The findings of the association between AKI and decompensated liver cirrhosis, HIV coinfection, and cocaine use in this study, highlight the importance of controlling HIV infection in coinfected individuals and preventing liver disease progression and cocaine use in persons with both HIV/HCV coinfection and HCV monoinfection. While the relationship between AKI and other substances of abuse, including heroin and hazardous alcohol, was not statistically significant after adjusting for cocaine use, intermediate multivariable models did demonstrate a positive association between these agents and AKI. Thus, targeted interventions to reduce heroin and alcohol use may further reduce the burden of renal disease among these individuals. Further studies are required to determine the association between HCV VL and AKI, and whether lowering HCV VL may impact AKI incidence. By addressing the identified modifiable risk factors, a reduction in AKI-associated morbidity and mortality, including rates of hospitalization, transient hemodialysis and death, may potentially be achieved in this population.

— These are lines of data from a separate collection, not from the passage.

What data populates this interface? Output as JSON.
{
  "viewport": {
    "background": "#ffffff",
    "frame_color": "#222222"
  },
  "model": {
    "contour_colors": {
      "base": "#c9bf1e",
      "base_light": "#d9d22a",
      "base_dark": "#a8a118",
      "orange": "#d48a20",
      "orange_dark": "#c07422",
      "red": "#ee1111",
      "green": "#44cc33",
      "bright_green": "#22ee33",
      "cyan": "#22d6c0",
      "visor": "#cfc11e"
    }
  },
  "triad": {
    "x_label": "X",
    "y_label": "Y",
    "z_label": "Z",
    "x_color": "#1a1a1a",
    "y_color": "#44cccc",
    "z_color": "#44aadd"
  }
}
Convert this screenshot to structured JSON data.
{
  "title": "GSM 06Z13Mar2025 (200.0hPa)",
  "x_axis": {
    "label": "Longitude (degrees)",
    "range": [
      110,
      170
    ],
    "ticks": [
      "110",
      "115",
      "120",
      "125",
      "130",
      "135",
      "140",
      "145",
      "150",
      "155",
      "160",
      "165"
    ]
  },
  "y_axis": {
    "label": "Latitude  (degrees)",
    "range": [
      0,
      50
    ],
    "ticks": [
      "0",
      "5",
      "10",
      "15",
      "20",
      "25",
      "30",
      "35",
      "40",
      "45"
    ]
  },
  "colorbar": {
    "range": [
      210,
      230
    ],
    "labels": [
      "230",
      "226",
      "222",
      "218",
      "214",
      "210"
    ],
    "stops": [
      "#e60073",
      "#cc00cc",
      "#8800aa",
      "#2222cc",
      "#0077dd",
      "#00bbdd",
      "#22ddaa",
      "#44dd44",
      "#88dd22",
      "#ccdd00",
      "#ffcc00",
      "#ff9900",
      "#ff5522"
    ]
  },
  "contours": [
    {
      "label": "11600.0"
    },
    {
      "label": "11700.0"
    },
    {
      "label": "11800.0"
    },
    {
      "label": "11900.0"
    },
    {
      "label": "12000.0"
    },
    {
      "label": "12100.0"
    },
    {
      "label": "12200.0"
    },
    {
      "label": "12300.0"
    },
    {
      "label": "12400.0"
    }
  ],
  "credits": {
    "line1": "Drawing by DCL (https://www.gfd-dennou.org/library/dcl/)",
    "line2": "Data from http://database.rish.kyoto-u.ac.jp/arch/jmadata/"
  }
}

Funding for the CHARM cohort at Boston Medical Center is supplied by National Institute on Drug Abuse Grant 5R01DA019841-09. Additional funding provided to S.G. through National Institute of Health Institutional Research Training Grants 5T32AI007433-18 and 5T32AI007438-17. The authors thank the study participants, investigators, study coordinators, and research interviewers at Boston Medical Center, and the data coordinating center at Boston University School of Public Health, for making this study possible.
No competing financial interests exist.